It's a good thing we don't celebrate Christmas, because Benjy will spend at least part of it in the hospital. Just like he did Chanukah. We thought he'd have been sprung by now, but his dysregulation clings tenaciously to him. So every day I drive to the hospital, take him on his school pass, when there is school, and then home for a few hours before driving him back to Unit One.
These days he is home for eight hours a day but sleeps away, his cocktail of meds -- and his mental state -- still in flux.
We had no idea just how unquiet Benjy's mind is, until he burst forth at a meeting with his psychiatrist and case manager and me, and told us so. A chaos of thoughts zigging and zagging through his brain, jibs and jabs of scenes, words, parts of his day. Truncated thoughts of people he loves and people he hates. Songs and video games and notions that are dark and off-kilter.
Then there are the pictures of things. "Messed up," he calls them. A car, bent in the middle, Dali-esque. A pencil curved, not straight and true as pencils in this world are. I ask him if he imagines people in this distorted way.
Yes, he says. I do.
For how long have you? I ask with dread.
Forever.
I wonder how, in his mind's eye, he pictures me. I think I will not ask.

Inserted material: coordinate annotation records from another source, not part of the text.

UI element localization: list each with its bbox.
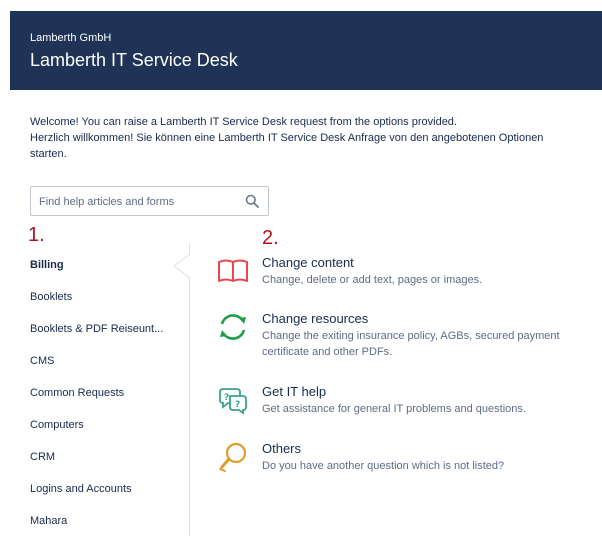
welcome-line-en: Welcome! You can raise a Lamberth IT Ser…: [30, 116, 457, 128]
annotation-marker-1: 1.: [28, 224, 45, 246]
sidebar-item-mahara[interactable]: Mahara: [30, 515, 67, 527]
sidebar-item-billing[interactable]: Billing: [30, 259, 64, 271]
sidebar-item-common-requests[interactable]: Common Requests: [30, 387, 124, 399]
sidebar-item-logins-accounts[interactable]: Logins and Accounts: [30, 483, 132, 495]
search-input[interactable]: Find help articles and forms: [30, 186, 269, 216]
sidebar-item-cms[interactable]: CMS: [30, 355, 54, 367]
svg-text:?: ?: [235, 400, 240, 410]
portal-title[interactable]: Lamberth IT Service Desk: [30, 50, 238, 71]
svg-text:?: ?: [224, 393, 229, 403]
request-type-name[interactable]: Get IT help: [262, 384, 326, 399]
request-type-description: Get assistance for general IT problems a…: [262, 403, 526, 415]
speech-bubbles-icon: ? ?: [219, 388, 247, 415]
sidebar-item-booklets-pdf[interactable]: Booklets & PDF Reiseunt...: [30, 323, 163, 335]
sidebar-divider: [189, 243, 190, 536]
search-icon[interactable]: [245, 194, 259, 208]
request-type-description: Change, delete or add text, pages or ima…: [262, 274, 483, 286]
sidebar-item-booklets[interactable]: Booklets: [30, 291, 72, 303]
sidebar-item-computers[interactable]: Computers: [30, 419, 84, 431]
welcome-line-de: Herzlich willkommen! Sie können eine Lam…: [30, 132, 544, 160]
welcome-message: Welcome! You can raise a Lamberth IT Ser…: [30, 114, 575, 162]
search-placeholder: Find help articles and forms: [39, 196, 175, 208]
request-type-name[interactable]: Change resources: [262, 311, 368, 326]
active-item-pointer: [174, 254, 190, 278]
sidebar-item-crm[interactable]: CRM: [30, 451, 55, 463]
request-type-description: Change the exiting insurance policy, AGB…: [262, 330, 560, 358]
book-icon: [218, 259, 248, 282]
organization-name[interactable]: Lamberth GmbH: [30, 32, 111, 44]
portal-header: Lamberth GmbH Lamberth IT Service Desk: [10, 11, 602, 90]
lightbulb-icon: [219, 442, 247, 472]
request-type-description: Do you have another question which is no…: [262, 460, 505, 472]
refresh-icon: [220, 314, 246, 340]
request-type-name[interactable]: Others: [262, 441, 301, 456]
request-type-name[interactable]: Change content: [262, 255, 354, 270]
annotation-marker-2: 2.: [262, 227, 279, 249]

This distorted thinking does not appear to be psychosis in the usual sense. These are not bent cars motoring down Commonwealth Avenue. They are cars recollected in tranquility, as Wordsworth said (but not about cars).
It is the entropy in Benjy's head that makes the world too much for him. That makes school a torture, and video games an oasis (gaming is the only pursuit that seems to quiet the chaos for a while, although his doctor has told me that it may, in a heartbreaking vicious circle, also be exacerbating the problem).
So we will have to wait and see what happens. If the chaos in his head is a feature of mania, then the Lexapro he 's been maxxed out on for a couple of years is making things worse. If it's a matter of OCD, then it will get worse when the Lexapro is reduced. Right now he's down five milligrams and seems to be doing better -- he talked to me, in a lively way, when I picked him up from school on Friday. Taught me some new stuff. That hasn't happened in eons. And he told me about Hawaii, how it was formed and how it was found. He'd learned it in school just that day. He hadn't learned anything at school for along time, but on Friday, for the first time since last spring at least, the teacher's voice found a point of entry, spoke louder than the rogue thoughts raging in his brain.
Of course, we all have brains prone to restlessness, and pone to occasional disorder. My own dreams, last night, took my breath away with their audacity.
Dogs hanging from trees, my own dream-puppy, whose name I cannot get straight -- Maeve? Maude? Gretchen? -- running away from me, always fleeing, leash trailing, leaving me behind in my desperate, seeking despair. "Come back, Maeve/Maude/Gretchen!" I scream, but she is only a diminishing point of desire, smaller, smaller, and then altogether gone.
I woke up from that one feeling wretched. But in an hour or so I will pick up Benjy; that is my consolation.